Les responsables du Centre de gestion des catastrophes du Sri Lanka ainsi que des représentants d’AusAid et du PNUD ont réuni les responsables des écoles et des membres de la communauté. Ensemble, ils ont pu débattre et préparer des procédures de financement. Des plans de travail communs s’appuyant sur les financements des programmes et des ressources communautaires ont été élaborés : les matériaux de construction ont été achetés localement, puis utilisés par des équipes de maçonnerie locales.

Ce projet a ainsi permis aux communautés d’installer des toilettes plus résistantes aux tempêtes, des salles de bain revêtues de céramique aux sols et aux murs, des systèmes fonctionnant à l’énergie solaire, des fondations plus élevées (et donc plus résistantes face aux inondations), et des toits plats en béton (qui résistent mieux aux vents forts). Vingt toilettes et salles de bain ont été construites dans 10 écoles du district d’Ampara ; vingt réservoirs d’eau ont été installés pour fournir de l’eau potable pendant les tempêtes, ainsi que des lampes tempêtes, des ustensiles de cuisine, des panneaux solaires et des robinets d’eau, ont été fournis. En outre, 20 maçons ont été formés aux techniques de construction de bâtiments résistants aux catastrophes à l’Ecole technique de Dehiattakandiya et 20 autres maçons ont été formés à l’Ecole technique de Sammanthurai.  

L’école de Walagampura, située dans le district d’Uhana, a aussi bénéficié de ce programme. La communauté de Walagampura est sujette aux crues éclair, aux grands vents, et menacée par une digue défectueuse non loin de là. Les conditions économiques de la majorité des citoyens sont difficiles et la communauté n’a pas pensé à transformer l’école en refuge contre les catastrophes comme elle aurait dû le faire. Grâce à l’appui fourni par ce projet, l’école a été construite de manière à mieux résister aux tempêtes et l’équipement dont elle dispose maintenant lui permet de servir de centre d’aide sociale communautaire en cas de catastrophes. L’école dispose maintenant de son propre comité de gestion des catastrophes et d’une équipe d’intervention en cas de catastrophes. Un plan de sécurité scolaire a été élaboré, et quatre toilettes résistant aux tempêtes ont été installées dans des salles de bain fortifiées.   

Thilakarathne, le directeur de l’école de Walagampura, explique que la transparence du processus l’a beaucoup impressionné. « Les plans des toilettes nous ont été présentés et on nous a fait comprendre combien il est important de construire des bâtiments qui peuvent résister aux catastrophes. C’était la première fois qu’on nous expliquait comment nous pouvions minimiser les conséquences des catastrophes naturelles ».  

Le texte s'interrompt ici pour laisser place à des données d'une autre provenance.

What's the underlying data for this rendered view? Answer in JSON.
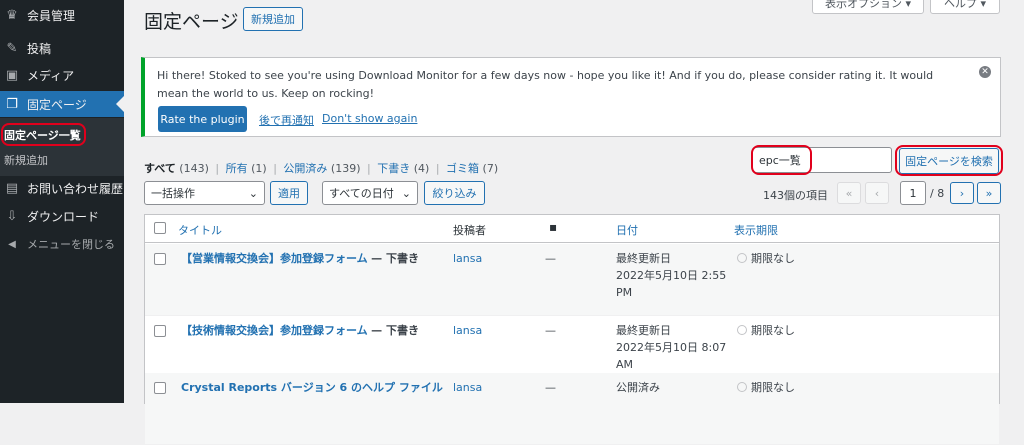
{
  "sidebar": {
    "items": [
      {
        "label": "会員管理",
        "icon": "groups-icon",
        "glyph": "♛"
      },
      {
        "label": "投稿",
        "icon": "pin-icon",
        "glyph": "✎"
      },
      {
        "label": "メディア",
        "icon": "media-icon",
        "glyph": "▣"
      },
      {
        "label": "固定ページ",
        "icon": "page-icon",
        "glyph": "❐"
      },
      {
        "label": "お問い合わせ履歴",
        "icon": "table-icon",
        "glyph": "▤"
      },
      {
        "label": "ダウンロード",
        "icon": "download-icon",
        "glyph": "⇩"
      },
      {
        "label": "メニューを閉じる",
        "icon": "collapse-icon",
        "glyph": "◀"
      }
    ],
    "submenu": [
      {
        "label": "固定ページ一覧"
      },
      {
        "label": "新規追加"
      }
    ]
  },
  "header": {
    "title": "固定ページ",
    "add_new": "新規追加",
    "screen_options": "表示オプション ▾",
    "help": "ヘルプ ▾"
  },
  "notice": {
    "text": "Hi there! Stoked to see you're using Download Monitor for a few days now - hope you like it! And if you do, please consider rating it. It would mean the world to us. Keep on rocking!",
    "rate_button": "Rate the plugin",
    "remind_later": "後で再通知",
    "dont_show": "Don't show again"
  },
  "filters": {
    "all": "すべて",
    "all_count": "(143)",
    "mine": "所有",
    "mine_count": "(1)",
    "published": "公開済み",
    "published_count": "(139)",
    "drafts": "下書き",
    "drafts_count": "(4)",
    "trash": "ゴミ箱",
    "trash_count": "(7)",
    "sep": "|"
  },
  "search": {
    "value": "epc一覧",
    "button": "固定ページを検索"
  },
  "toolbar": {
    "bulk_action": "一括操作",
    "apply": "適用",
    "date_filter": "すべての日付",
    "filter_button": "絞り込み"
  },
  "pagination": {
    "items": "143個の項目",
    "first": "«",
    "prev": "‹",
    "current": "1",
    "total": "/ 8",
    "next": "›",
    "last": "»"
  },
  "table": {
    "columns": {
      "title": "タイトル",
      "author": "投稿者",
      "date": "日付",
      "expiry": "表示期限"
    },
    "rows": [
      {
        "title": "【営業情報交換会】参加登録フォーム",
        "state": "— 下書き",
        "author": "lansa",
        "comments": "—",
        "date_status": "最終更新日",
        "date_line1": "2022年5月10日 2:55",
        "date_line2": "PM",
        "expiry": "期限なし"
      },
      {
        "title": "【技術情報交換会】参加登録フォーム",
        "state": "— 下書き",
        "author": "lansa",
        "comments": "—",
        "date_status": "最終更新日",
        "date_line1": "2022年5月10日 8:07",
        "date_line2": "AM",
        "expiry": "期限なし"
      },
      {
        "title": "Crystal Reports バージョン 6 のヘルプ ファイル",
        "state": "",
        "author": "lansa",
        "comments": "—",
        "date_status": "公開済み",
        "date_line1": "",
        "date_line2": "",
        "expiry": "期限なし"
      }
    ]
  },
  "colors": {
    "sidebar_bg": "#1d2327",
    "accent": "#2271b1",
    "notice_border": "#00a32a",
    "highlight": "#e1001c"
  }
}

Au delà de la préparation aux catastrophes, ces rénovations améliorent la vie des membres de la communauté. Les écolières qui devaient auparavant rentrer chez elles pour utiliser des toilettes n’ont plus besoin de manquer les cours.  

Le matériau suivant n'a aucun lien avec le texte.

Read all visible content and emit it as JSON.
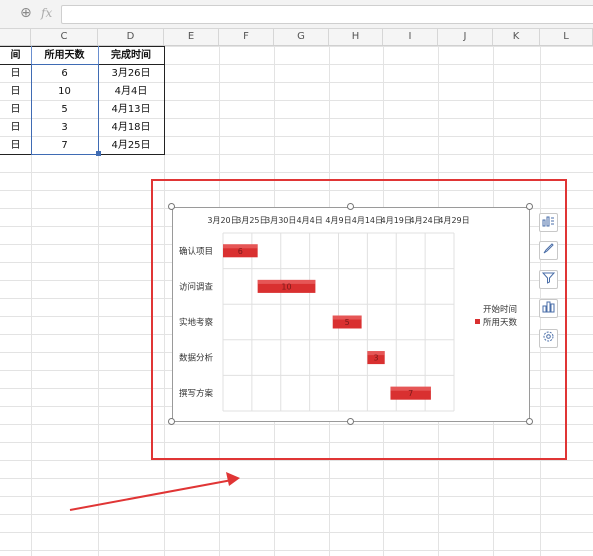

« Les villageois nous ont apporté leur plein appui car ces améliorations sont importantes non seulement pour les écolières, mais  pour toute la communauté », explique Mme Rajeni Navendraraj, la Secrétaire de la Société de développement des écoles.

Le projet a pris fin en décembre 2013, et depuis lors, le Sri Lanka poursuit ses efforts pour améliorer sa résilience face aux catastrophes. Avec l’appui du Programme pour la résilience en cas de catastrophes et de viabilité environnementale du PNUD, le Sri Lanka met actuellement en œuvre le « Programme de gestion globale des catastrophes », un programme de sensibilisation aux risques, faisant participer plusieurs secteurs, institutions et parties prenantes, qui apporteront leur assistance technique en matière de gestion des catastrophes à un grand nombre de Sri Lankais et d’institutions sri-lankaises, y compris des écoles qui jouent un rôle essentiel au sein des communautés.